Confessions: Foxconn Hoax by APM Mike Daisey


Fake Foxconn story on This American Life

While I don't want to exaggerate Foxconn as a wonderful place to work, I said from the beginning that it was nowhere nearly as bad as places like mines and textile factories in China, and the story by Mike Daisey didn't strike me as unbiased reporting.  I wrote two posts about how Foxconn is foremost a cooperative effort between Cantonese, Hong Kong, Taiwanese, and Mandarin Chinese, which is kind of a coup by itself, and I provided film from Financial Times.
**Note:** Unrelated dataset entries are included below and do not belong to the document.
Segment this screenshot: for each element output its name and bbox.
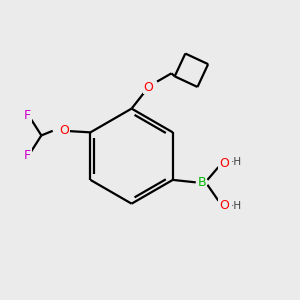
Text: ·H: ·H — [231, 158, 242, 167]
Text: O: O — [219, 157, 229, 170]
Text: O: O — [59, 124, 69, 137]
Text: O: O — [219, 199, 229, 212]
Text: F: F — [24, 109, 31, 122]
Text: ·H: ·H — [231, 201, 242, 211]
Text: O: O — [143, 81, 153, 94]
Text: B: B — [198, 176, 206, 189]
Text: F: F — [24, 149, 31, 162]
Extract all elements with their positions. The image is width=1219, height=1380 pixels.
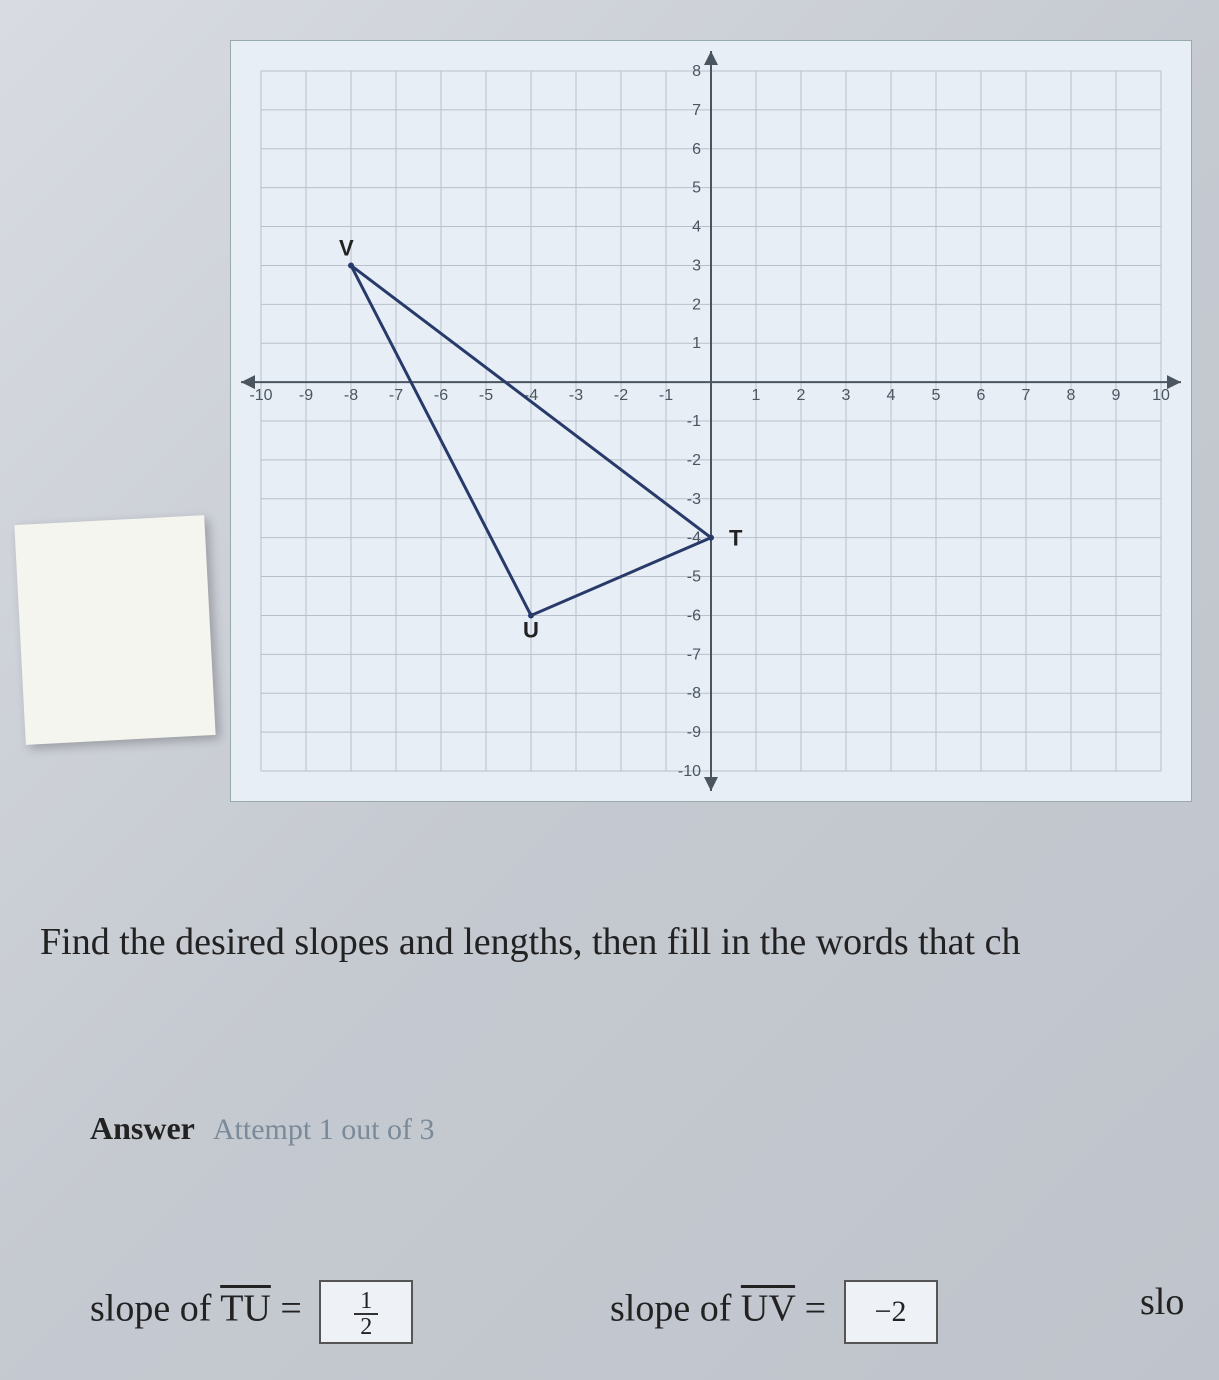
slope-uv-input[interactable]: −2: [844, 1280, 938, 1344]
svg-text:-1: -1: [659, 387, 673, 404]
slope-tu-num: 1: [354, 1289, 378, 1315]
slope-uv-label: slope of: [610, 1288, 741, 1330]
slope-partial: slo: [1140, 1280, 1184, 1324]
svg-text:9: 9: [1112, 387, 1121, 404]
svg-text:7: 7: [692, 102, 701, 119]
svg-text:3: 3: [842, 387, 851, 404]
svg-text:6: 6: [692, 141, 701, 158]
svg-text:2: 2: [692, 296, 701, 313]
svg-text:8: 8: [1067, 387, 1076, 404]
svg-text:5: 5: [692, 180, 701, 197]
svg-text:-3: -3: [687, 491, 701, 508]
svg-text:-6: -6: [434, 387, 448, 404]
page-background: -10-9-8-7-6-5-4-3-2-11234567891012345678…: [0, 0, 1219, 1380]
slope-tu-segment: TU: [220, 1288, 271, 1330]
svg-text:4: 4: [887, 387, 896, 404]
slope-uv-group: slope of UV = −2: [610, 1280, 938, 1344]
svg-text:T: T: [729, 526, 743, 551]
svg-text:-2: -2: [687, 452, 701, 469]
svg-text:-3: -3: [569, 387, 583, 404]
svg-text:U: U: [523, 617, 539, 642]
svg-text:-10: -10: [249, 387, 272, 404]
svg-text:8: 8: [692, 63, 701, 80]
svg-text:-6: -6: [687, 607, 701, 624]
svg-text:2: 2: [797, 387, 806, 404]
svg-text:-8: -8: [344, 387, 358, 404]
slope-tu-fraction: 1 2: [354, 1289, 378, 1339]
coordinate-graph: -10-9-8-7-6-5-4-3-2-11234567891012345678…: [230, 40, 1192, 802]
svg-text:-10: -10: [678, 763, 701, 780]
attempt-text: Attempt 1 out of 3: [213, 1113, 435, 1146]
svg-text:6: 6: [977, 387, 986, 404]
svg-text:3: 3: [692, 257, 701, 274]
svg-text:-7: -7: [687, 646, 701, 663]
slope-tu-input[interactable]: 1 2: [319, 1280, 413, 1344]
svg-text:V: V: [339, 235, 354, 260]
svg-text:5: 5: [932, 387, 941, 404]
svg-text:-5: -5: [479, 387, 493, 404]
svg-text:-7: -7: [389, 387, 403, 404]
slope-uv-segment: UV: [741, 1288, 795, 1330]
answer-heading-bold: Answer: [90, 1110, 195, 1146]
slope-tu-den: 2: [354, 1315, 378, 1339]
svg-text:7: 7: [1022, 387, 1031, 404]
svg-text:-5: -5: [687, 569, 701, 586]
svg-text:-8: -8: [687, 685, 701, 702]
question-text: Find the desired slopes and lengths, the…: [40, 920, 1219, 964]
svg-text:4: 4: [692, 219, 701, 236]
slope-tu-label: slope of: [90, 1288, 220, 1330]
svg-text:1: 1: [752, 387, 761, 404]
svg-text:-2: -2: [614, 387, 628, 404]
svg-text:-9: -9: [299, 387, 313, 404]
answer-heading: Answer Attempt 1 out of 3: [90, 1110, 435, 1147]
svg-text:-1: -1: [687, 413, 701, 430]
slope-tu-group: slope of TU = 1 2: [90, 1280, 413, 1344]
svg-text:10: 10: [1152, 387, 1170, 404]
svg-text:-9: -9: [687, 724, 701, 741]
sticky-note: [14, 515, 215, 745]
svg-text:1: 1: [692, 335, 701, 352]
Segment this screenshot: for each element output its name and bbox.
But it's worse than I thought.  Not Foxconn - Mike Daisey is worse than I thought.

This afternoon's press release from American Public Media:


During fact checking before the broadcast of Daisey's story, This American Life staffers asked Daisey for this interpreter's contact information. Daisey told them her real name was Anna, not Cathy as he says in his monologue, and he said that the cell phone number he had for her didn't work any more. He said he had no way to reach her.


"At that point, we should've killed the story," says Ira Glass, Executive Producer and Host of This 
American Life. "But other things Daisey told us about Apple's operations in China checked out, and we saw no reason to doubt him. We didn't think that he was lying to us and to audiences about the details of his story. That was a mistake."


So when Mike Daisey says this,
...and all these people have been exposed [to N-hexane]...Their hands shake uncontrollably. Most of them...can't even pick up a glass.
What he meant was... well Marketplace asks Daisey in this interview which sheds new "dark" on his tale... [marketplace.org] :
Rob Schmitz: Cathy says you did not talk to workers who were poisoned with hexane.
Mike Daisey: That’s correct.
RS: So you lied about that? That wasn’t what you saw?
MD: I wouldn’t express it that way.
RS: How would you express it?
MD: I would say that I wanted to tell a story that captured the totality of my trip.
Ira Glass: Did you meet workers like that? Or did you just read about the issue?
MD: I met workers in, um, Hong Kong, going to Apple protests who had not been poisoned by hexane but had known people who had been, and it was a constant conversation among those workers.
IG: So you didn’t meet an actual worker who’d been poisoned by hexane.
MD: That’s correct.
Now maybe people will remember the great "E-Waste Hoax" of Africa, and ask themselves, when does passion do more harm than good?